I agree with you that the server side mechanism is a rude violation
of the meaning of comments to HTML. Still I am left with the problem.
How do I validate a large document base? My intention was to use
the callback from HTML::Element::traverse to perform my validation.
Of course that was assuming that comments were preserved in the parse tree.

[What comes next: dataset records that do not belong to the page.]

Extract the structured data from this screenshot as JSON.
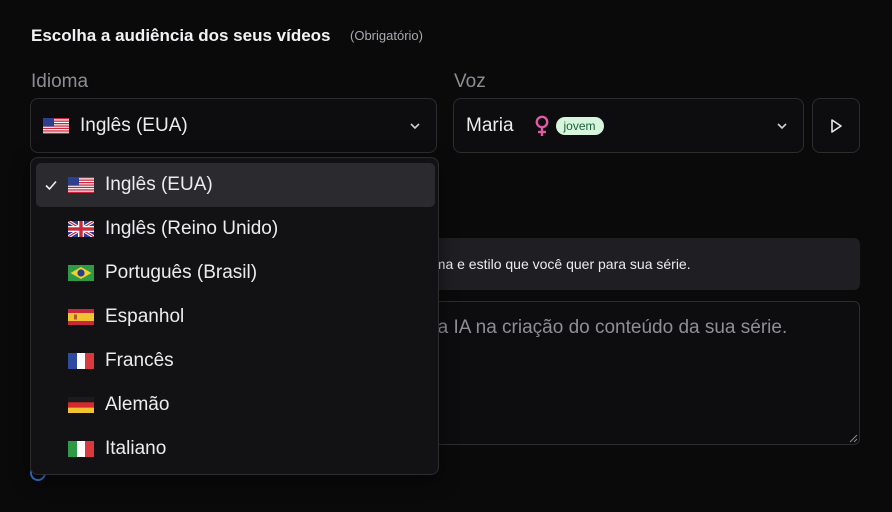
{
  "header": {
    "title": "Escolha a audiência dos seus vídeos",
    "required": "(Obrigatório)"
  },
  "language": {
    "label": "Idioma",
    "selected": "Inglês (EUA)",
    "options": [
      {
        "label": "Inglês (EUA)",
        "flag": "us-flag",
        "selected": true
      },
      {
        "label": "Inglês (Reino Unido)",
        "flag": "uk-flag",
        "selected": false
      },
      {
        "label": "Português (Brasil)",
        "flag": "brazil-flag",
        "selected": false
      },
      {
        "label": "Espanhol",
        "flag": "spain-flag",
        "selected": false
      },
      {
        "label": "Francês",
        "flag": "france-flag",
        "selected": false
      },
      {
        "label": "Alemão",
        "flag": "germany-flag",
        "selected": false
      },
      {
        "label": "Italiano",
        "flag": "italy-flag",
        "selected": false
      }
    ]
  },
  "voice": {
    "label": "Voz",
    "selected": "Maria",
    "badge": "jovem",
    "gender_icon": "female-icon"
  },
  "theme": {
    "info": "ema e estilo que você quer para sua série.",
    "placeholder": "r a IA na criação do conteúdo da sua série."
  },
  "colors": {
    "background": "#0a0a0b",
    "badge_bg": "#d7f5dd",
    "female": "#e05aa4",
    "accent": "#3a78d8"
  }
}
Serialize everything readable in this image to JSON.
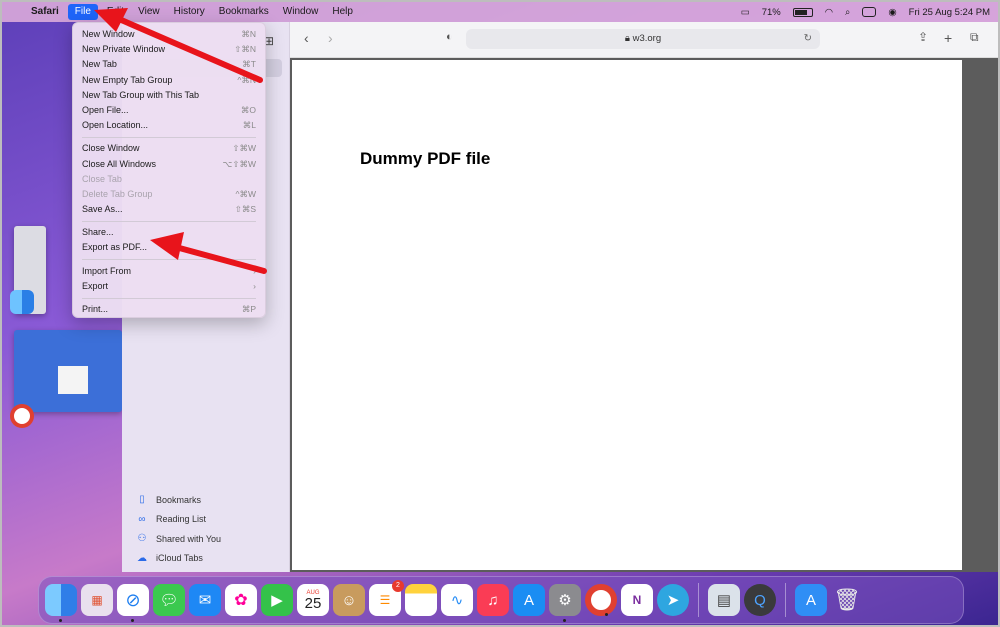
{
  "menubar": {
    "items": [
      "Safari",
      "File",
      "Edit",
      "View",
      "History",
      "Bookmarks",
      "Window",
      "Help"
    ],
    "battery": "71%",
    "datetime": "Fri 25 Aug  5:24 PM"
  },
  "file_menu": {
    "items": [
      {
        "label": "New Window",
        "shortcut": "⌘N"
      },
      {
        "label": "New Private Window",
        "shortcut": "⇧⌘N"
      },
      {
        "label": "New Tab",
        "shortcut": "⌘T"
      },
      {
        "label": "New Empty Tab Group",
        "shortcut": "^⌘N"
      },
      {
        "label": "New Tab Group with This Tab",
        "shortcut": ""
      },
      {
        "label": "Open File...",
        "shortcut": "⌘O"
      },
      {
        "label": "Open Location...",
        "shortcut": "⌘L"
      },
      {
        "label": "Close Window",
        "shortcut": "⇧⌘W"
      },
      {
        "label": "Close All Windows",
        "shortcut": "⌥⇧⌘W"
      },
      {
        "label": "Close Tab",
        "shortcut": ""
      },
      {
        "label": "Delete Tab Group",
        "shortcut": "^⌘W"
      },
      {
        "label": "Save As...",
        "shortcut": "⇧⌘S"
      },
      {
        "label": "Share...",
        "shortcut": ""
      },
      {
        "label": "Export as PDF...",
        "shortcut": ""
      },
      {
        "label": "Import From",
        "shortcut": "›"
      },
      {
        "label": "Export",
        "shortcut": "›"
      },
      {
        "label": "Print...",
        "shortcut": "⌘P"
      }
    ]
  },
  "toolbar": {
    "address": "w3.org"
  },
  "page": {
    "title": "Dummy PDF file"
  },
  "sidebar": {
    "items": [
      "Bookmarks",
      "Reading List",
      "Shared with You",
      "iCloud Tabs"
    ]
  },
  "dock": {
    "calendar_month": "AUG",
    "calendar_day": "25",
    "reminders_badge": "2"
  }
}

As an alternative to the current model where HTML::Parse::parse_html
returns a full tree. Perhaps a method named HTML::Parse::parse
could take the html raw text as input and use a callback to create
various output for each html "event". In this way HTML::Parse::parse
would act as an interpreter of the html text and a variety of
different callback functions could be used to translate the html
into many different end products. Then HTML::Parse::parse_html
becomes a wrapper around a call to HTML::Parse::parse with a callback
that uses HTML::Element::new and HTML::Element::pushContents to build
a HTML::Element tree.
Other callbacks could be written that watch for specific html
"events" and perform translations in their own way. Such tasks
might include: direct translation to alternative markup languages,
augmentation of existing html by injecting ID or ALT attributes
into existing tags, re-writing URI, Translating to graphic visualization
languages such as graph-vis or DaVinci, and my favorite, processing
HTML comments that contain meta-info for server side parsers and
such.
I'm not really sure that these thoughts are even appropriate to your vision
for the HTML:: class. Please take them in the spirit that they are
offered. I have nothing but the highest respect for these tools and have
found them much more cohesive than any other set that I have yet used.
Have a Good Day
chris